FASHION

Another Olympics, Another Blue Ralph Lauren Blazer for Team USA

While there’s no shortage of internet outcry around Ralph Lauren’s fifth and latest navy blazer for Team USA’s opening ceremony look, aesthetic appeal may be taking a backseat to a larger attempt to signal diplomatic power on a global stage.

Credit: Ralph Lauren

For the fifth Olympic Games running, Team USA will don navy blazers by Ralph Lauren at the opening ceremony. Critics have pointed out that the brand’s boxy blazers are starting to feel past their heyday: more “vacation in Newport” than the slightest bit subversive, prompting questions of whether the parochial prep school look and outmoded tailoring of the red-and-white-piped sport coats will really put the country’s best foot forward in Paris. In a recent interview, the company’s chief branding and innovation officer, David Lauren, noted the brand will have tailors “on the ground” in Paris to help fine-tune the fit. And that’s to say nothing of the closing ceremony uniform, consisting of red, white, and blue moto-jackets emblazoned with “U.S.A.” patches that look like a car mechanic’s coveralls.
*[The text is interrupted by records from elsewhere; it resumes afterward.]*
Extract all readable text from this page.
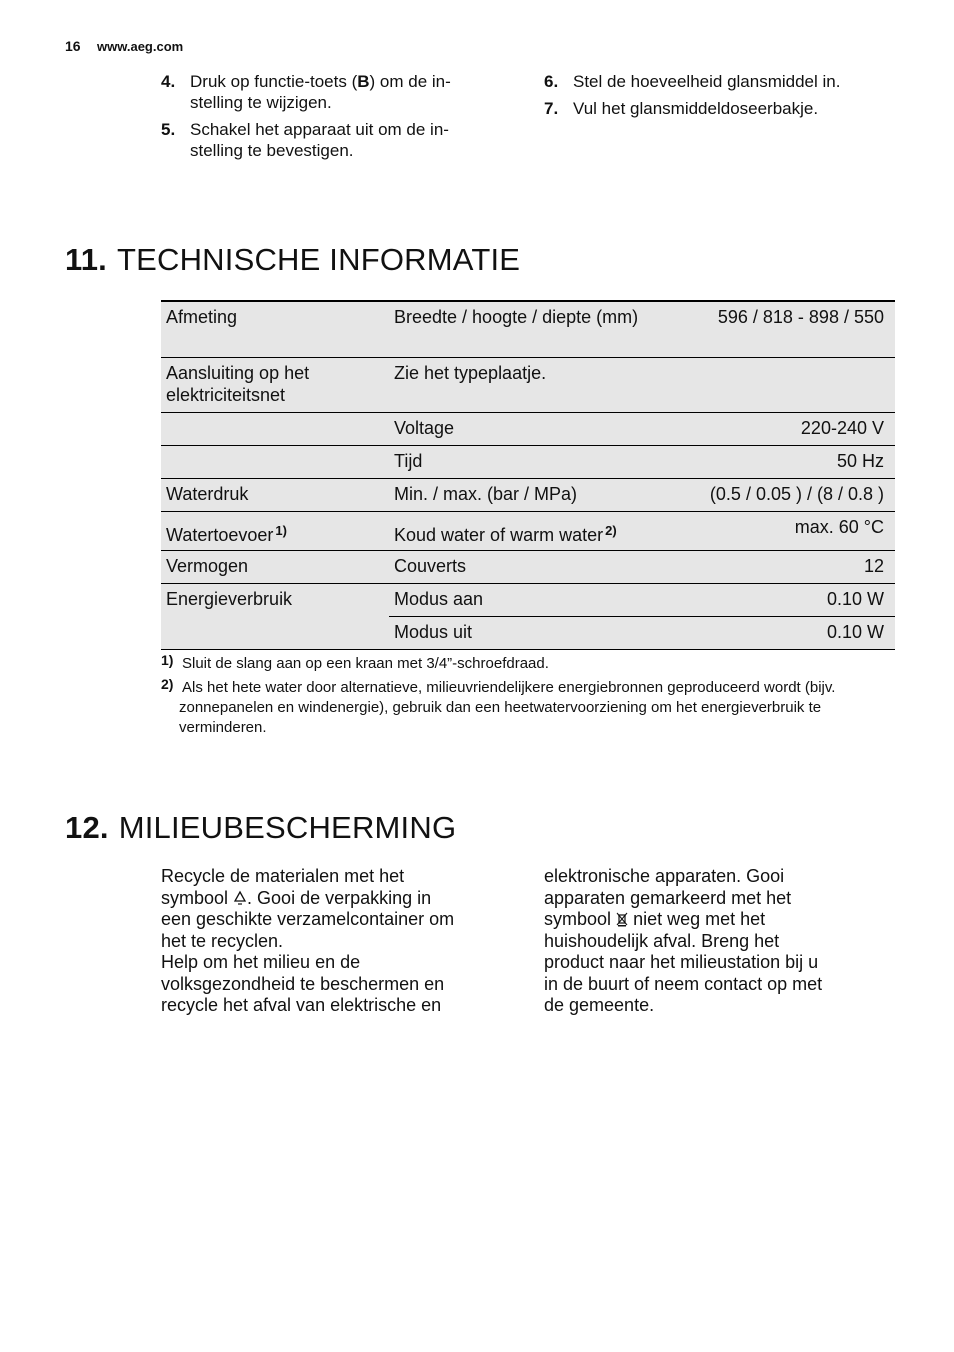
16 www.aeg.com
4. Druk op functie-toets (B) om de in-
stelling te wijzigen.
5. Schakel het apparaat uit om de in-
stelling te bevestigen.
6. Stel de hoeveelheid glansmiddel in.
7. Vul het glansmiddeldoseerbakje.
11. TECHNISCHE INFORMATIE
Afmeting	Breedte / hoogte / diepte (mm)	596 / 818 - 898 / 550
Aansluiting op het elektriciteitsnet	Zie het typeplaatje.	
	Voltage	220-240 V
	Tijd	50 Hz
Waterdruk	Min. / max. (bar / MPa)	(0.5 / 0.05 ) / (8 / 0.8 )
Watertoevoer $^{1)}$	Koud water of warm water $^{2)}$	max. 60 °C
Vermogen	Couverts	12
Energieverbruik	Modus aan	0.10 W
	Modus uit	0.10 W
1) Sluit de slang aan op een kraan met 3/4”-schroefdraad.
2) Als het hete water door alternatieve, milieuvriendelijkere energiebronnen geproduceerd wordt (bijv. zonnepanelen en windenergie), gebruik dan een heetwatervoorziening om het energieverbruik te verminderen.
12. MILIEUBESCHERMING
Recycle de materialen met het
symbool . Gooi de verpakking in
een geschikte verzamelcontainer om
het te recyclen.
Help om het milieu en de
volksgezondheid te beschermen en
recycle het afval van elektrische en
elektronische apparaten. Gooi
apparaten gemarkeerd met het
symbool niet weg met het
huishoudelijk afval. Breng het
product naar het milieustation bij u
in de buurt of neem contact op met
de gemeente.
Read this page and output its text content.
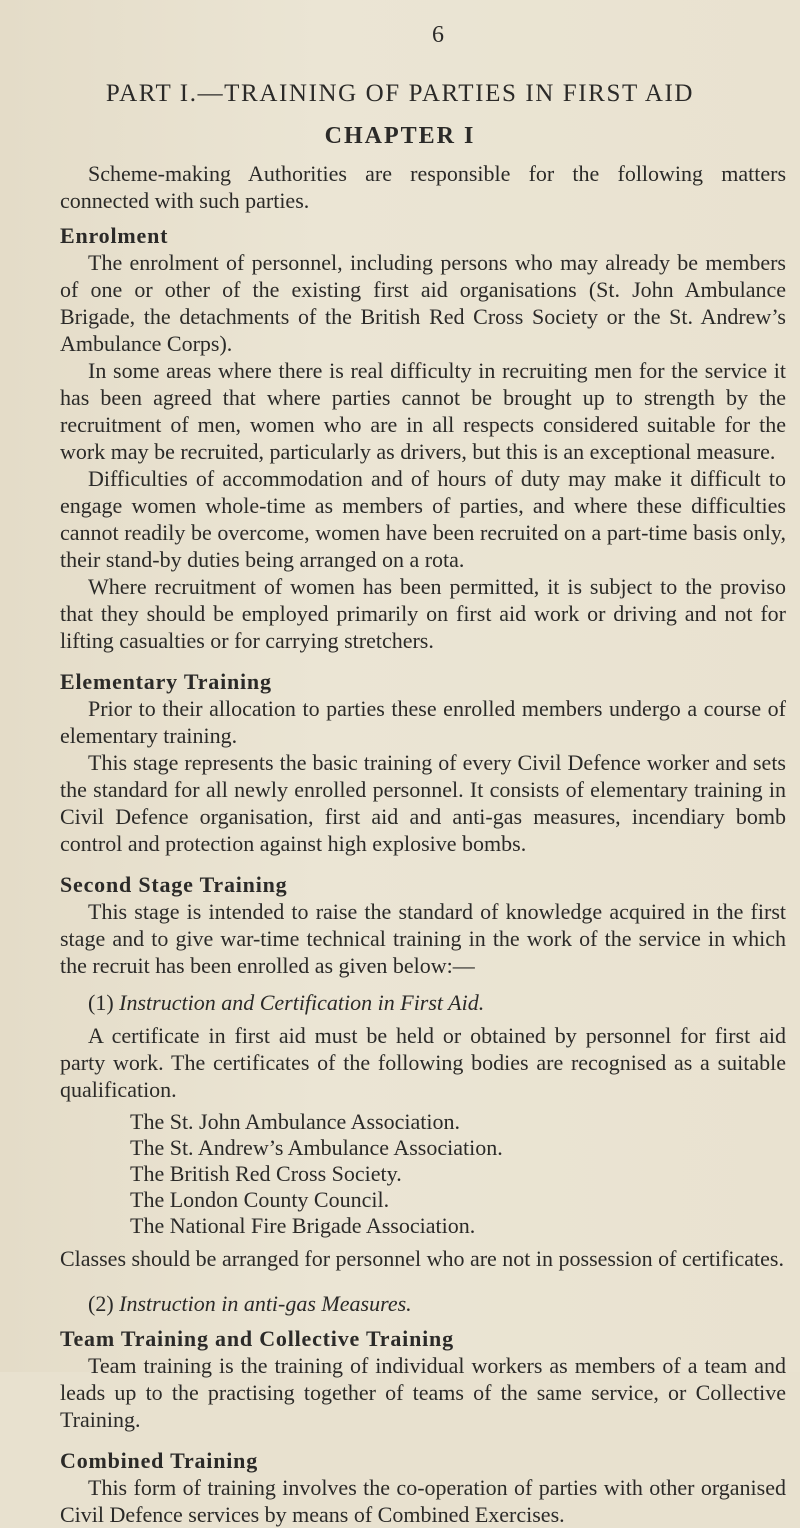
6
PART I.—TRAINING OF PARTIES IN FIRST AID
CHAPTER I

Scheme-making Authorities are responsible for the following matters connected with such parties.

Enrolment

The enrolment of personnel, including persons who may already be members of one or other of the existing first aid organisations (St. John Ambulance Brigade, the detachments of the British Red Cross Society or the St. Andrew’s Ambulance Corps).

In some areas where there is real difficulty in recruiting men for the service it has been agreed that where parties cannot be brought up to strength by the recruitment of men, women who are in all respects considered suitable for the work may be recruited, particularly as drivers, but this is an exceptional measure.

Difficulties of accommodation and of hours of duty may make it difficult to engage women whole-time as members of parties, and where these difficulties cannot readily be overcome, women have been recruited on a part-time basis only, their stand-by duties being arranged on a rota.

Where recruitment of women has been permitted, it is subject to the proviso that they should be employed primarily on first aid work or driving and not for lifting casualties or for carrying stretchers.

Elementary Training

Prior to their allocation to parties these enrolled members undergo a course of elementary training.

This stage represents the basic training of every Civil Defence worker and sets the standard for all newly enrolled personnel. It consists of elementary training in Civil Defence organisation, first aid and anti-gas measures, incendiary bomb control and protection against high explosive bombs.

Second Stage Training

This stage is intended to raise the standard of knowledge acquired in the first stage and to give war-time technical training in the work of the service in which the recruit has been enrolled as given below:—

(1) Instruction and Certification in First Aid.

A certificate in first aid must be held or obtained by personnel for first aid party work. The certificates of the following bodies are recognised as a suitable qualification.

The St. John Ambulance Association.
The St. Andrew’s Ambulance Association.
The British Red Cross Society.
The London County Council.
The National Fire Brigade Association.

Classes should be arranged for personnel who are not in possession of certificates.

(2) Instruction in anti-gas Measures.
Team Training and Collective Training

Team training is the training of individual workers as members of a team and leads up to the practising together of teams of the same service, or Collective Training.

Combined Training

This form of training involves the co-operation of parties with other organised Civil Defence services by means of Combined Exercises.
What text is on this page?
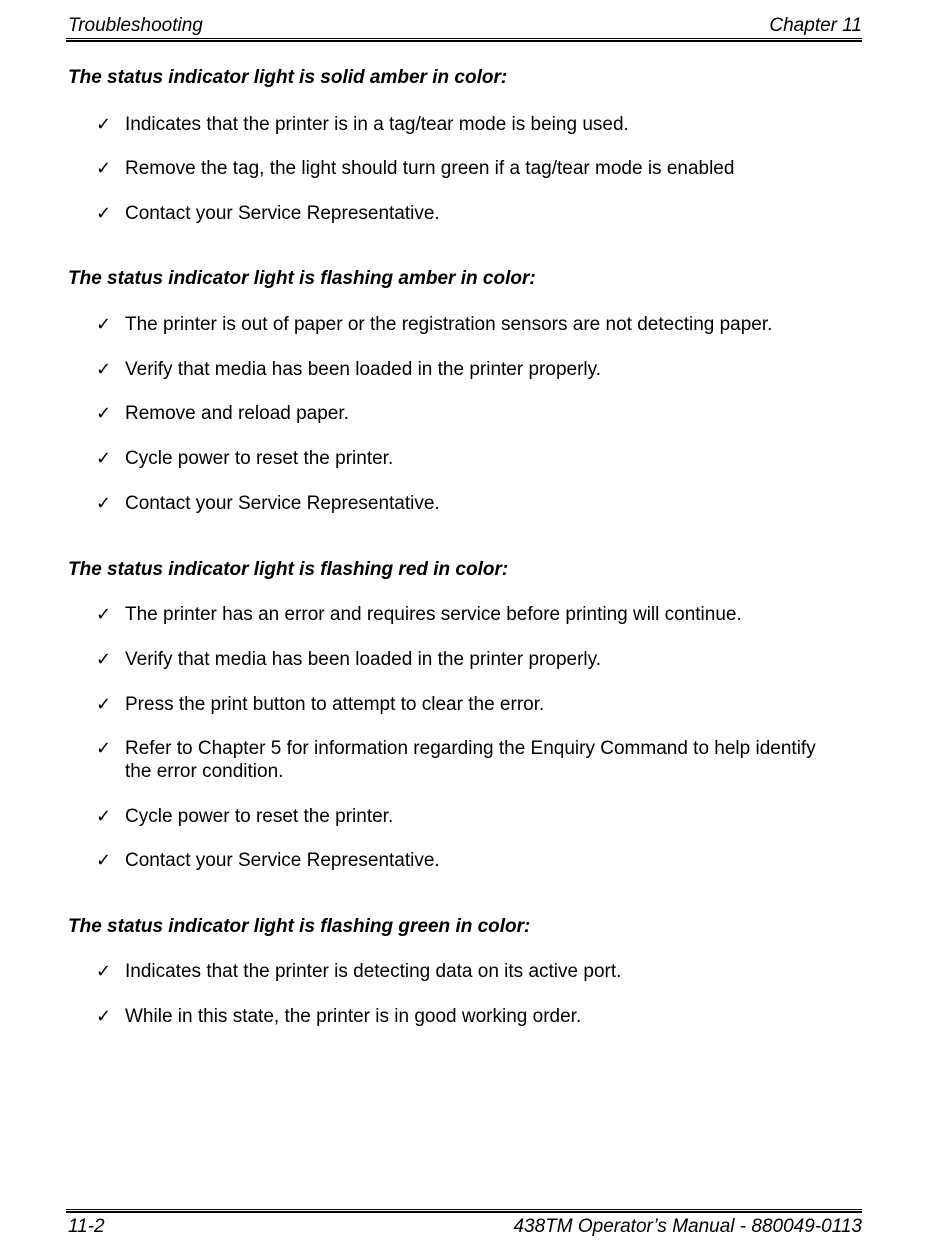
Troubleshooting	Chapter 11
The status indicator light is solid amber in color:
✓ Indicates that the printer is in a tag/tear mode is being used.
✓ Remove the tag, the light should turn green if a tag/tear mode is enabled
✓ Contact your Service Representative.
The status indicator light is flashing amber in color:
✓ The printer is out of paper or the registration sensors are not detecting paper.
✓ Verify that media has been loaded in the printer properly.
✓ Remove and reload paper.
✓ Cycle power to reset the printer.
✓ Contact your Service Representative.
The status indicator light is flashing red in color:
✓ The printer has an error and requires service before printing will continue.
✓ Verify that media has been loaded in the printer properly.
✓ Press the print button to attempt to clear the error.
✓ Refer to Chapter 5 for information regarding the Enquiry Command to help identify the error condition.
✓ Cycle power to reset the printer.
✓ Contact your Service Representative.
The status indicator light is flashing green in color:
✓ Indicates that the printer is detecting data on its active port.
✓ While in this state, the printer is in good working order.
11-2	438TM Operator’s Manual - 880049-0113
In the absence of sartorial splendor akin to Telfar’s ensembles for Team Liberia in Tokyo, Ralph Lauren has rather anticlimactically played up that Team USA’s polo shirts are made of fully recycled cotton and the entire uniform kit is manufactured domestically. (The latter fun fact distances the company’s present from a controversy surrounding its 2012 uniforms, which were made in China).“The eyes of the world will be on us at the Olympics,” Katie Ioanilli, Ralph Lauren’s chief global impact and communications officer, recently told Fast Company. “We’re very strategically using this opportunity to shine a light on this recycled cotton, because we need the rest of the industry to support it so it can be a viable option in the future.” An image spin like that might be enough to make up for a single design swing and miss, but considering that they’ve been panned since 2012, it rings hollow.

Credit: Ralph Lauren

Reading between the lines of Ioanilli’s quote, the design world might be looking at this all wrong. The uniforms’ aesthetic appeal may be besides the point—a sort of ‘suit jacket diplomacy, style be damned’ strategy, if you will. “The directive we get is to have the athletes look like ambassadors,” Lauren told the New York Times. “To have a certain sense of formality and to feel comfortable.”